A tese da exclusão do IBS e da CBS da base de cálculo do ICMS não se sustenta apenas em desejos de eficiência econômica, mas em pilares jurídicos robustos, ancorados na jurisprudência da Suprema Corte e nos novos dogmas constitucionais.

O Princípio da Transparência (Art. 150, § 5º, CF)

A Reforma Tributária elevou a transparência ao status de princípio constitucional fundamental. O novo texto da Constituição Federal exige clareza absoluta para o consumidor final sobre a carga tributária incidente.

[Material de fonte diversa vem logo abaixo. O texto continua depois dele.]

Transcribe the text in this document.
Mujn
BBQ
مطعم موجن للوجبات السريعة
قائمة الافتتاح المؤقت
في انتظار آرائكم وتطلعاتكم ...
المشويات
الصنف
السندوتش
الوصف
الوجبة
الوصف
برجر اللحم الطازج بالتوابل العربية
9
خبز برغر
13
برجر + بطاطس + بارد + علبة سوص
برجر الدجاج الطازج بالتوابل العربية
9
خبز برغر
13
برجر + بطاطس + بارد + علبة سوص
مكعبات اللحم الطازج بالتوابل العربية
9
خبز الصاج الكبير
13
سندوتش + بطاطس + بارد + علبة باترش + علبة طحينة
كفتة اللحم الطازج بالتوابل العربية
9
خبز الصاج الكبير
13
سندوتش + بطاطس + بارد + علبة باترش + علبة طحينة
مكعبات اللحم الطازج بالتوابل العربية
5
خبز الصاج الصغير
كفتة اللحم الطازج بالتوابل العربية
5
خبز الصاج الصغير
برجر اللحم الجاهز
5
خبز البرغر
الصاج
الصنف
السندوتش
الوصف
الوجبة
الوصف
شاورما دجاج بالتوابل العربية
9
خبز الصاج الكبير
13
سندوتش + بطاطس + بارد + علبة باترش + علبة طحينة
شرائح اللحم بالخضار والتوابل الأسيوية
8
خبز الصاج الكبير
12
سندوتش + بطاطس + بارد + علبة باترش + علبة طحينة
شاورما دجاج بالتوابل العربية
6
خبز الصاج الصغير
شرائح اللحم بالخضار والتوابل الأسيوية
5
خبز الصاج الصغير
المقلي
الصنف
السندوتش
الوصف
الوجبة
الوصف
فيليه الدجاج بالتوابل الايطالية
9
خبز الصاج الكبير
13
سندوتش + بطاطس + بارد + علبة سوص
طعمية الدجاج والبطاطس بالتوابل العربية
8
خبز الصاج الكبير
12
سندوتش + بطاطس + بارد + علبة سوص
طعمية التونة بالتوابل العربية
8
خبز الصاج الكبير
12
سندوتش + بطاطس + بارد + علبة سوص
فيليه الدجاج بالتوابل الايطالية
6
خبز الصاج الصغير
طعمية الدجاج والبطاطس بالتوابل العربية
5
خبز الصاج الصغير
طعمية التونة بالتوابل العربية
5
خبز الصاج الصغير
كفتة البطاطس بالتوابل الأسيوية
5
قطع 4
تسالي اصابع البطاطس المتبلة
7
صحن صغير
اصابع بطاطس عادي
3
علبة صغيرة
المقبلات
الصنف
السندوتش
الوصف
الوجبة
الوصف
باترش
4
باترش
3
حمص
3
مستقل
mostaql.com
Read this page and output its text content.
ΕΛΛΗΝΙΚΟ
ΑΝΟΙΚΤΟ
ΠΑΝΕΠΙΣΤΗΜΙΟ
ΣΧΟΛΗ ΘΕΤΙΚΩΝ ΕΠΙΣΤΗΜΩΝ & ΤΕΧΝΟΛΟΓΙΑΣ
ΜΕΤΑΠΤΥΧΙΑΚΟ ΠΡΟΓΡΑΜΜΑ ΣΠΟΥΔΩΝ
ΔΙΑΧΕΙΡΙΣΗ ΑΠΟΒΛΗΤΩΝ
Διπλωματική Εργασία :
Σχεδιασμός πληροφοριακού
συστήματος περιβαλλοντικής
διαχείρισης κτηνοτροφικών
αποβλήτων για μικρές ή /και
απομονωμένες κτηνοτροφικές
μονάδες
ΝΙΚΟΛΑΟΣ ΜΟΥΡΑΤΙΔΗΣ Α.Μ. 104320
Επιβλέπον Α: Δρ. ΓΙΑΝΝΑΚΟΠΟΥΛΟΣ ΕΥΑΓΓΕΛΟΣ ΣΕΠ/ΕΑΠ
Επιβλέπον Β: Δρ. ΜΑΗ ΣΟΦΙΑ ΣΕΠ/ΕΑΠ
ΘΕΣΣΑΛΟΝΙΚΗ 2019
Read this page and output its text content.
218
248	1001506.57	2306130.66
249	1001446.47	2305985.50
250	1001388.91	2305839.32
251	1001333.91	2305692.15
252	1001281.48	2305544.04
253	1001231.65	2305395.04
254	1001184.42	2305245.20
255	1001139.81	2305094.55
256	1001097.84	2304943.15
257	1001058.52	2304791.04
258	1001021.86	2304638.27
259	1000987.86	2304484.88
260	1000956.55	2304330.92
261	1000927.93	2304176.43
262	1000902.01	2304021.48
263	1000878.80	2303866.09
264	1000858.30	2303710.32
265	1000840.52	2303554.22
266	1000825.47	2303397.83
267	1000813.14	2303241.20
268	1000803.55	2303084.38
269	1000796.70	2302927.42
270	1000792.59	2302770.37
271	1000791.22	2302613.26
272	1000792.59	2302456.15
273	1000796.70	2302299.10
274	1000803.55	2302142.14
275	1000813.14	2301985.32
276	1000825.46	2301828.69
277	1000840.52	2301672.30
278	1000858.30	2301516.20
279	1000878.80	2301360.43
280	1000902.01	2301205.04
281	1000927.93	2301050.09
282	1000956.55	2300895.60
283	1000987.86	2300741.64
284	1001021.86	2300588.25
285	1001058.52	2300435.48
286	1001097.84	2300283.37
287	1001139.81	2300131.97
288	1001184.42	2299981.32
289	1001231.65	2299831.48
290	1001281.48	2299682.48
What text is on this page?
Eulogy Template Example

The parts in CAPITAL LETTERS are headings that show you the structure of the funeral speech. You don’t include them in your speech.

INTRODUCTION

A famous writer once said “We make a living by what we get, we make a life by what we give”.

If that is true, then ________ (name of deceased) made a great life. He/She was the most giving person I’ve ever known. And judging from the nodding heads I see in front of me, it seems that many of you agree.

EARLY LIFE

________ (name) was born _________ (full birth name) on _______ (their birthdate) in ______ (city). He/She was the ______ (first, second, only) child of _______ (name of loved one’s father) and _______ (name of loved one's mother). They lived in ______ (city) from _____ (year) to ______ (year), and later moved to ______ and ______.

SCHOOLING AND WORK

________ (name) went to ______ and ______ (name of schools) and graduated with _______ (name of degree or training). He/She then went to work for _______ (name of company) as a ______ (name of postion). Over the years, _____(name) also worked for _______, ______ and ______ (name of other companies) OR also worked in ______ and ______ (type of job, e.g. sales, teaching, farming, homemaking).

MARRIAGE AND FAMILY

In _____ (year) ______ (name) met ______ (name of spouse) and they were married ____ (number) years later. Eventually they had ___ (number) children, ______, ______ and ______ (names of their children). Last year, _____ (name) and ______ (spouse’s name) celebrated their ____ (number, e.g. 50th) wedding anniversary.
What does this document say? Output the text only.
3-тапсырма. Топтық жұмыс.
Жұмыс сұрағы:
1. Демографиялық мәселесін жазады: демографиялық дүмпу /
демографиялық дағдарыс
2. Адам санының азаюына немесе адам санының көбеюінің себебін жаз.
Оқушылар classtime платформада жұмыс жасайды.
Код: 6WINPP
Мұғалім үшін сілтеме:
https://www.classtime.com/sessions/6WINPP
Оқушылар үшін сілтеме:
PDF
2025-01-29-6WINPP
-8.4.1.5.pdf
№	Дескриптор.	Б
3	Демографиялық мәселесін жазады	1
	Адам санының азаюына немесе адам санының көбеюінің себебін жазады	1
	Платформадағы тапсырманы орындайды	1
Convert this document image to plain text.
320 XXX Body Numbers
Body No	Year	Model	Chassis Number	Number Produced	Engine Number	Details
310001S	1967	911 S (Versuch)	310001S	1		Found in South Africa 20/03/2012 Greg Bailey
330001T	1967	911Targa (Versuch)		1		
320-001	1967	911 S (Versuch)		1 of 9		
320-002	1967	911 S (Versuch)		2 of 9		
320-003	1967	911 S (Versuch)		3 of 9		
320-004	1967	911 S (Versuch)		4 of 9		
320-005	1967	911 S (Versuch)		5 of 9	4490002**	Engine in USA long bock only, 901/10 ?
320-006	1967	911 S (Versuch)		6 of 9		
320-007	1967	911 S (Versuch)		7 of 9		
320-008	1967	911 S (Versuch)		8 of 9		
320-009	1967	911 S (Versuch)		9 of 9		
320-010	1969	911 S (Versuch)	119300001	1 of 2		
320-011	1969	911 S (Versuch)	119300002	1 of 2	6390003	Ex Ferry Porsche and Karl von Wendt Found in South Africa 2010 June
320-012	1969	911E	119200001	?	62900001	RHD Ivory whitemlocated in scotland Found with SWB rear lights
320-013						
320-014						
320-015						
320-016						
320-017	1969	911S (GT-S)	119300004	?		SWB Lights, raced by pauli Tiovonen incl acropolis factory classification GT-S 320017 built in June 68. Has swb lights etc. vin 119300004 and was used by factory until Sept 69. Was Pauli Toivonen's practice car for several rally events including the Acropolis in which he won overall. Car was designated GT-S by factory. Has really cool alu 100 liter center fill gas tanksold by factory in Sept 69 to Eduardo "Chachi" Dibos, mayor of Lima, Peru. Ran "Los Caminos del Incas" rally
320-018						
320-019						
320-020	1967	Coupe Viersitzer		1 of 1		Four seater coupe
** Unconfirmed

A manutenção da inclusão do IBS e da CBS na base do ICMS viola frontalmente esse mandamento. Ao embutir os novos tributos dentro da base do imposto estadual, obscurece-se a carga real suportada pelo contribuinte. Se o consumidor visualiza uma alíquota de 26,5% de IVA Dual e uma alíquota de 18% de ICMS, ele jamais imaginará que o imposto estadual está incidindo sobre o federal, criando um efeito cascata oculto.

"A Constituição Federal, alterada pela reforma, exige que os tributos sejam transparentes para o consumidor final. A inclusão do IBS/CBS na base do ICMS obscurece a carga tributária real."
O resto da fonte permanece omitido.